Always or afterward, one face tipped open, unguarded—
Beautiful flower pinched from the stem before the bloom,
corolla of calm churning at weather’s
dead center. Have you learned how to be that way,
equanimity unperturbed by whatever descends
from the sky, slate gray, azure, in between?
Go lightly, in joy as in sorrow: these mortal
hours not weighted by custom, unheeding of care.
I used to chafe so much at my lot. Always wanting,
jaded when at last my will and I conspired.
Keepsakes jangled sometimes into my arms, things
like wealth to endlessly catalogue. But they couldn’t
mother the hankering, put to bed the restless-
ness that comes of not having learned the lesson.
Once, I entered a dream that was a kind of humming:
purled sheets of white linen undulating like a sea;
quietly electric, fine-tuned somehow like a pulse.
Read me its meaning, I begged of the soothsayer.

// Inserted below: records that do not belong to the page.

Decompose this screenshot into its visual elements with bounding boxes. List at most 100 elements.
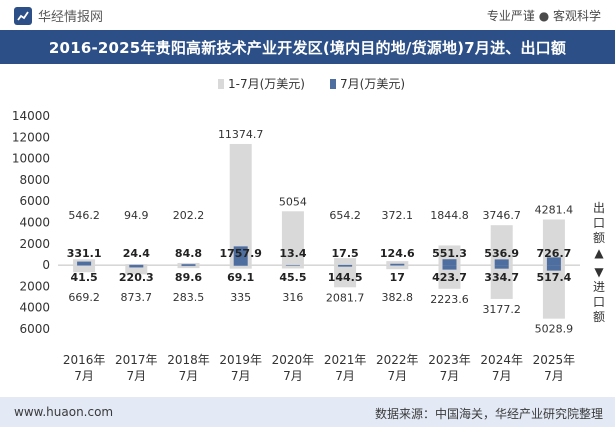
data-label-export-ytd: 546.2: [68, 209, 100, 222]
x-tick-label: 2017年 7月: [115, 353, 158, 383]
data-label-import-ytd: 2081.7: [326, 291, 365, 304]
data-label-import-ytd: 382.8: [382, 291, 414, 304]
x-tick-label: 2019年 7月: [219, 353, 262, 383]
bar-export-ytd: [125, 264, 148, 266]
bar-import-ytd: [490, 265, 513, 299]
data-label-import-month: 517.4: [537, 271, 572, 284]
legend-label-ytd: 1-7月(万美元): [228, 77, 305, 91]
bar-import-ytd: [229, 265, 252, 269]
data-label-import-month: 69.1: [227, 271, 254, 284]
slogan: 专业严谨 ● 客观科学: [486, 9, 601, 23]
x-tick-label: 2024年 7月: [480, 353, 523, 383]
data-label-import-month: 334.7: [484, 271, 519, 284]
bar-import-ytd: [73, 265, 96, 273]
bar-export-ytd: [386, 261, 409, 266]
bar-export-month: [181, 264, 196, 266]
brand-name: 华经情报网: [38, 10, 104, 25]
data-label-import-month: 144.5: [328, 271, 363, 284]
data-label-import-ytd: 3177.2: [482, 303, 521, 316]
x-tick-label: 2025年 7月: [533, 353, 576, 383]
data-label-export-ytd: 5054: [279, 195, 307, 208]
data-label-export-month: 536.9: [484, 247, 519, 260]
bar-import-month: [129, 265, 144, 268]
data-label-import-month: 423.7: [432, 271, 467, 284]
legend-swatch-month: [330, 79, 336, 89]
data-label-export-month: 1757.9: [219, 247, 261, 260]
bar-export-month: [233, 246, 248, 266]
x-tick-label: 2023年 7月: [428, 353, 471, 383]
bar-import-ytd: [281, 265, 304, 269]
bar-import-month: [338, 265, 353, 267]
y-tick-label: 10000: [12, 152, 50, 166]
data-label-export-month: 124.6: [380, 247, 415, 260]
data-label-import-month: 41.5: [71, 271, 98, 284]
x-tick-label: 2022年 7月: [376, 353, 419, 383]
y-tick-label: 6000: [19, 322, 50, 336]
x-tick-label: 2016年 7月: [63, 353, 106, 383]
y-tick-label: 4000: [19, 301, 50, 315]
data-label-export-month: 17.5: [332, 247, 359, 260]
bar-export-month: [77, 261, 92, 266]
bar-import-month: [77, 265, 92, 266]
data-label-export-ytd: 94.9: [124, 209, 149, 222]
data-label-export-month: 331.1: [67, 247, 102, 260]
chart-title: 2016-2025年贵阳高新技术产业开发区(境内目的地/货源地)7月进、出口额: [48, 39, 567, 57]
data-label-import-ytd: 316: [282, 291, 303, 304]
bar-import-month: [233, 265, 248, 266]
data-label-import-ytd: 873.7: [121, 291, 153, 304]
bar-import-ytd: [386, 265, 409, 270]
bar-import-month: [494, 265, 509, 269]
bar-import-month: [442, 265, 457, 270]
y-tick-label: 12000: [12, 130, 50, 144]
right-label-export: 出口额▲: [593, 201, 605, 260]
bar-export-ytd: [229, 143, 252, 266]
bar-import-ytd: [125, 265, 148, 275]
right-label-import: ▼进口额: [593, 265, 605, 324]
data-source: 数据来源：中国海关，华经产业研究院整理: [374, 407, 603, 421]
bar-import-ytd: [177, 265, 200, 269]
brand-logo-icon: [14, 6, 32, 25]
bar-export-ytd: [542, 219, 565, 266]
top-bar: 华经情报网 专业严谨 ● 客观科学: [0, 0, 615, 30]
data-label-export-month: 726.7: [537, 247, 572, 260]
bar-export-month: [494, 259, 509, 266]
title-bar: 2016-2025年贵阳高新技术产业开发区(境内目的地/货源地)7月进、出口额: [0, 30, 615, 64]
data-label-export-ytd: 3746.7: [482, 209, 521, 222]
y-tick-label: 6000: [19, 194, 50, 208]
data-label-import-month: 45.5: [279, 271, 306, 284]
y-tick-label: 8000: [19, 173, 50, 187]
bar-import-ytd: [542, 265, 565, 319]
chart: 1-7月(万美元) 7月(万美元) 14000 12000 10000 8000 6000 4…: [12, 77, 605, 383]
data-label-import-ytd: 2223.6: [430, 293, 469, 306]
data-label-export-month: 13.4: [279, 247, 306, 260]
data-label-import-month: 89.6: [175, 271, 202, 284]
bar-export-month: [442, 259, 457, 266]
data-label-import-ytd: 283.5: [173, 291, 205, 304]
data-label-export-ytd: 1844.8: [430, 209, 469, 222]
data-label-export-ytd: 11374.7: [218, 128, 264, 141]
data-label-export-ytd: 654.2: [329, 209, 361, 222]
bar-export-ytd: [177, 262, 200, 266]
website-link[interactable]: www.huaon.com: [14, 405, 114, 419]
bar-export-ytd: [334, 258, 357, 266]
bar-export-month: [129, 264, 144, 266]
bar-import-month: [390, 265, 405, 266]
bar-export-ytd: [490, 225, 513, 266]
y-tick-label: 0: [42, 258, 50, 272]
legend-label-month: 7月(万美元): [340, 77, 405, 91]
bar-import-ytd: [438, 265, 461, 289]
data-label-export-ytd: 372.1: [382, 209, 414, 222]
bar-import-month: [546, 265, 561, 271]
footer-bar: www.huaon.com 数据来源：中国海关，华经产业研究院整理: [0, 397, 615, 427]
bar-import-month: [285, 265, 300, 266]
y-tick-label: 2000: [19, 279, 50, 293]
data-label-export-ytd: 202.2: [173, 209, 205, 222]
bar-export-ytd: [281, 211, 304, 266]
bar-import-month: [181, 265, 196, 267]
x-tick-label: 2018年 7月: [167, 353, 210, 383]
brand: 华经情报网: [14, 6, 103, 25]
data-label-import-month: 17: [390, 271, 405, 284]
y-tick-label: 2000: [19, 237, 50, 251]
bar-export-month: [546, 257, 561, 266]
data-label-export-month: 84.8: [175, 247, 202, 260]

She smiled her dusky smile and had me lie down,
then scrubbed the crooked length of my back
until it unwound and tingled. Fingers traced
vertebrae with rounds of salt and shells of grain,
warming and chilling my core. A sign read
Exit, but I didn’t want to leave so soon.
Your time isn’t up, she said, and I knew—
Zones only feel spectral when light wears a veil.

 

In response to an entry from the Morning Porch.